代码:
public class Wordcount {
private static final Pattern SPACE = Pattern.compile(" ");
public static void main(String[] args) {
SparkConf sparkConf = new SparkConf().setAppName("sparkBoot").setMaster("local");
JavaSparkContext sparkContext = new JavaSparkContext(sparkConf);
//使用外部数据创建RDD 来自于HDFS、本地文件(全部的节点都可以),或者其他Hadoop支持的文件系统
//未安装hadoop时 /config 默认来自本地文件系统,可省略file://
//安装hadoop时 默认来自hdfs 指明来自本地文件系统需使用file:///config
JavaRDD<String> lines = sparkContext.textFile("/config").cache();
lines.map(new Function<String, String>() {
/* (non-Javadoc)
* @see org.apache.spark.api.java.function.Function#call(java.lang.Object)
*/
public String call(String arg0) throws Exception {
// TODO Auto-generated method stub
return arg0;
}
});
指定读取目录为:/config
打包后在未安装hadoop 只安装spark的环境上运行
spark-submit --master local --class spark_test1.Wordcount spark-test1-0.0.1-SNAPSHOT.jar
报错:
20/12/22 11:07:44 INFO SparkContext: Created broadcast 0 from textFile at Wordcount.java:31
Exception in thread "main" org.apache.hadoop.mapred.InvalidInputException: Input path does not exist: file:/config
at org.apache.hadoop.mapred.FileInputFormat.singleThreadedListStatus(FileInputFormat.java:297)
at org.apache.hadoop.mapred.FileInputFormat.listStatus(FileInputFormat.java:239)
at org.apache.hadoop.mapred.FileInputFormat.getSplits(FileInputFormat.java:325)
at org.apache.spark.rdd.HadoopRDD.getPartitions(HadoopRDD.scala:205)
at org.apache.spark.rdd.RDD.$anonfun$partitions$2(RDD.scala:276)
at scala.Option.getOrElse(Option.scala:189)
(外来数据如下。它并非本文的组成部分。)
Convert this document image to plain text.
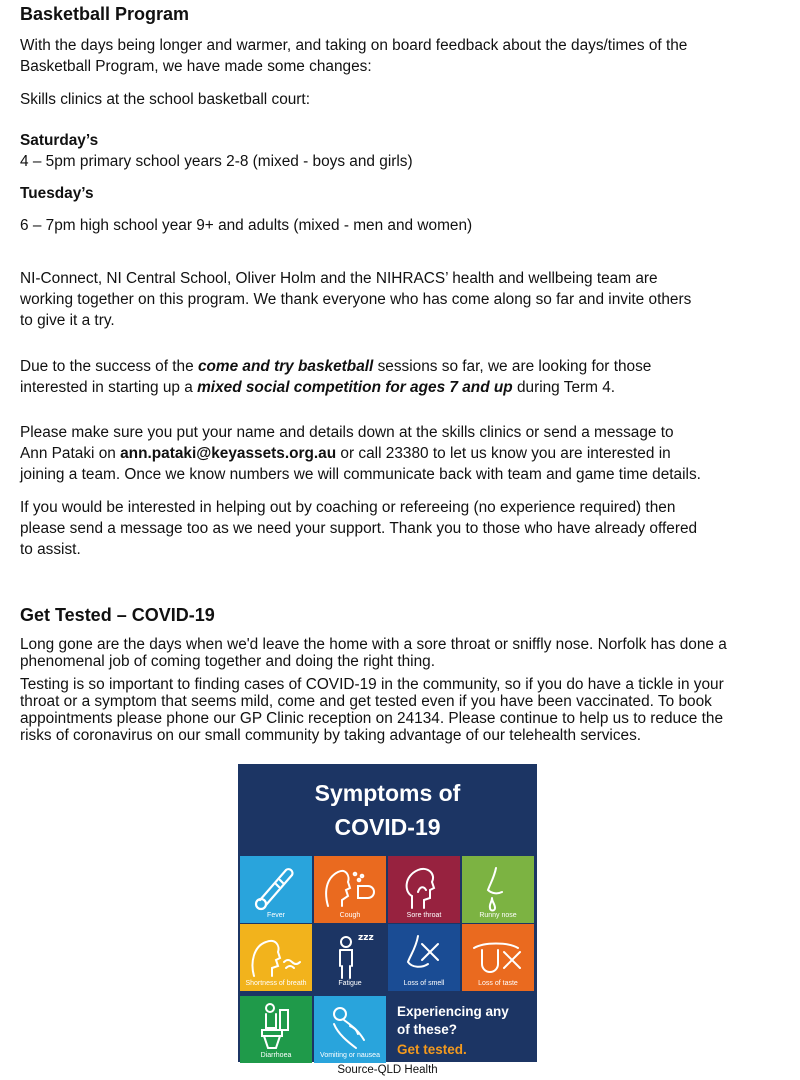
Basketball Program

With the days being longer and warmer, and taking on board feedback about the days/times of the

Basketball Program, we have made some changes:

Skills clinics at the school basketball court:

Saturday’s

4 – 5pm primary school years 2-8 (mixed - boys and girls)

Tuesday’s

6 – 7pm high school year 9+ and adults (mixed - men and women)

NI-Connect, NI Central School, Oliver Holm and the NIHRACS’ health and wellbeing team are

working together on this program. We thank everyone who has come along so far and invite others

to give it a try.

Due to the success of the come and try basketball sessions so far, we are looking for those

interested in starting up a mixed social competition for ages 7 and up during Term 4.

Please make sure you put your name and details down at the skills clinics or send a message to

Ann Pataki on ann.pataki@keyassets.org.au or call 23380 to let us know you are interested in

joining a team. Once we know numbers we will communicate back with team and game time details.

If you would be interested in helping out by coaching or refereeing (no experience required) then

please send a message too as we need your support. Thank you to those who have already offered

to assist.

Get Tested – COVID-19

Long gone are the days when we'd leave the home with a sore throat or sniffly nose. Norfolk has done a

phenomenal job of coming together and doing the right thing.

Testing is so important to finding cases of COVID-19 in the community, so if you do have a tickle in your

throat or a symptom that seems mild, come and get tested even if you have been vaccinated. To book

appointments please phone our GP Clinic reception on 24134. Please continue to help us to reduce the

risks of coronavirus on our small community by taking advantage of our telehealth services.

Symptoms of
COVID-19
Fever	Cough	Sore throat	Runny nose
Shortness of breath
zzz
Fatigue	Loss of smell	Loss of taste
Diarrhoea	Vomiting or nausea
Experiencing any
of these?
Get tested.
Source-QLD Health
at org.apache.spark.rdd.RDD.partitions(RDD.scala:272)
at org.apache.spark.rdd.MapPartitionsRDD.getPartitions(MapPartitionsRDD.scala:49)
at org.apache.spark.rdd.RDD.$anonfun$partitions$2(RDD.scala:276)
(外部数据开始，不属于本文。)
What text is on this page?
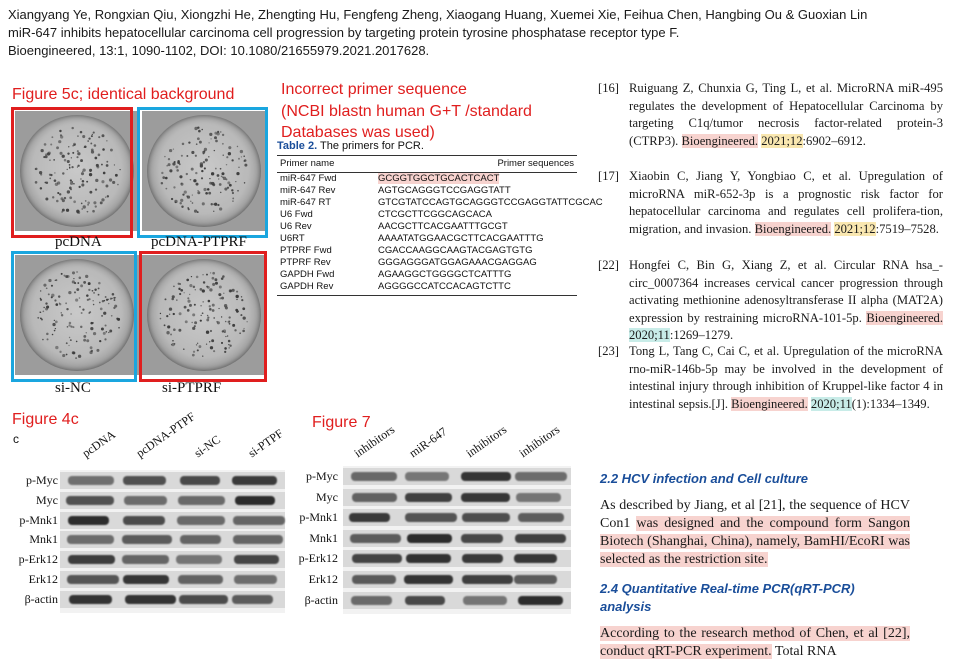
Xiangyang Ye, Rongxian Qiu, Xiongzhi He, Zhengting Hu, Fengfeng Zheng, Xiaogang Huang, Xuemei Xie, Feihua Chen, Hangbing Ou & Guoxian Lin
miR-647 inhibits hepatocellular carcinoma cell progression by targeting protein tyrosine phosphatase receptor type F.
Bioengineered, 13:1, 1090-1102, DOI: 10.1080/21655979.2021.2017628.
Figure 5c; identical background	Incorrect primer sequence
(NCBI blastn human G+T /standard
Databases was used)
Figure 4c	Figure 7
pcDNA	pcDNA-PTPRF
si-NC	si-PTPRF
Table 2. The primers for PCR.
Primer name	Primer sequences
miR-647 Fwd	GCGGTGGCTGCACTCACT
miR-647 Rev	AGTGCAGGGTCCGAGGTATT
miR-647 RT	GTCGTATCCAGTGCAGGGTCCGAGGTATTCGCAC
U6 Fwd	CTCGCTTCGGCAGCACA
U6 Rev	AACGCTTCACGAATTTGCGT
U6RT	AAAATATGGAACGCTTCACGAATTTG
PTPRF Fwd	CGACCAAGGCAAGTACGAGTGTG
PTPRF Rev	GGGAGGGATGGAGAAACGAGGAG
GAPDH Fwd	AGAAGGCTGGGGCTCATTTG
GAPDH Rev	AGGGGCCATCCACAGTCTTC
[16] Ruiguang Z, Chunxia G, Ting L, et al. MicroRNA miR-495 regulates the development of Hepatocellular Carcinoma by targeting C1q/tumor necrosis factor-related protein-3 (CTRP3). Bioengineered. 2021;12:6902–6912.
[17] Xiaobin C, Jiang Y, Yongbiao C, et al. Upregulation of microRNA miR-652-3p is a prognostic risk factor for hepatocellular carcinoma and regulates cell prolifera-tion, migration, and invasion. Bioengineered. 2021;12:7519–7528.
[22] Hongfei C, Bin G, Xiang Z, et al. Circular RNA hsa_-circ_0007364 increases cervical cancer progression through activating methionine adenosyltransferase II alpha (MAT2A) expression by restraining microRNA-101-5p. Bioengineered. 2020;11:1269–1279.
[23] Tong L, Tang C, Cai C, et al. Upregulation of the microRNA rno-miR-146b-5p may be involved in the development of intestinal injury through inhibition of Kruppel-like factor 4 in intestinal sepsis.[J]. Bioengineered. 2020;11(1):1334–1349.
2.2 HCV infection and Cell culture
As described by Jiang, et al [21], the sequence of HCV Con1 was designed and the compound form Sangon Biotech (Shanghai, China), namely, BamHI/EcoRI was selected as the restriction site.
2.4 Quantitative Real-time PCR(qRT-PCR) analysis
According to the research method of Chen, et al [22], conduct qRT-PCR experiment. Total RNA
c	pcDNA pcDNA-PTPF
si-NC si-PTPF
p-Myc
Myc
p-Mnk1
Mnk1
p-Erk12
Erk12
β-actin
inhibitors miR-647 inhibitors inhibitors
p-Myc
Myc
p-Mnk1
Mnk1
p-Erk12
Erk12
β-actin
at scala.Option.getOrElse(Option.scala:189)
at org.apache.spark.rdd.RDD.partitions(RDD.scala:272)
在主机上创建/config后运行成功
在安装hadoop 后再次运行
spark-submit --master local --class spark_test1.Wordcount spark-test1-0.0.1-SNAPSHOT.jar
报错:
20/12/22 17:05:12 INFO SparkContext: Created broadcast 0 from textFile at Wordcount.java:31
Exception in thread "main" org.apache.hadoop.mapred.InvalidInputException: Input path does not exist: hdfs://master:9000/config
at org.apache.hadoop.mapred.FileInputFormat.singleThreadedListStatus(FileInputFormat.java:297)
at org.apache.hadoop.mapred.FileInputFormat.listStatus(FileInputFormat.java:239)
at org.apache.hadoop.mapred.FileInputFormat.getSplits(FileInputFormat.java:325)
at org.apache.spark.rdd.HadoopRDD.getPartitions(HadoopRDD.scala:205)
at org.apache.spark.rdd.RDD.$anonfun$partitions$2(RDD.scala:276)
at scala.Option.getOrElse(Option.scala:189)
at org.apache.spark.rdd.RDD.partitions(RDD.scala:272)
at org.apache.spark.rdd.MapPartitionsRDD.getPartitions(MapPartitionsRDD.scala:49)
at org.apache.spark.rdd.RDD.$anonfun$partitions$2(RDD.scala:276)
at scala.Option.getOrElse(Option.scala:189)
at org.apache.spark.rdd.RDD.partitions(RDD.scala:272)
此时默认使用hdfs。
将sparkContext.textFile("/config")改为sparkContext.textFile(“file:///config”)
使用本地文件系统,执行成功。
或
执行hadoop fs -put /root/.kube/config / 上传本地文件至hdfs后,也可执行成功。
SparkContext.textFile(path)方法使用总结:
1.未安装hadoop时,默认使用本地文件系统,文件路径可省略file://;
2.安装hadoop时,默认使用hdfs。若要加载本地文件,需在文件路径前面加上file://。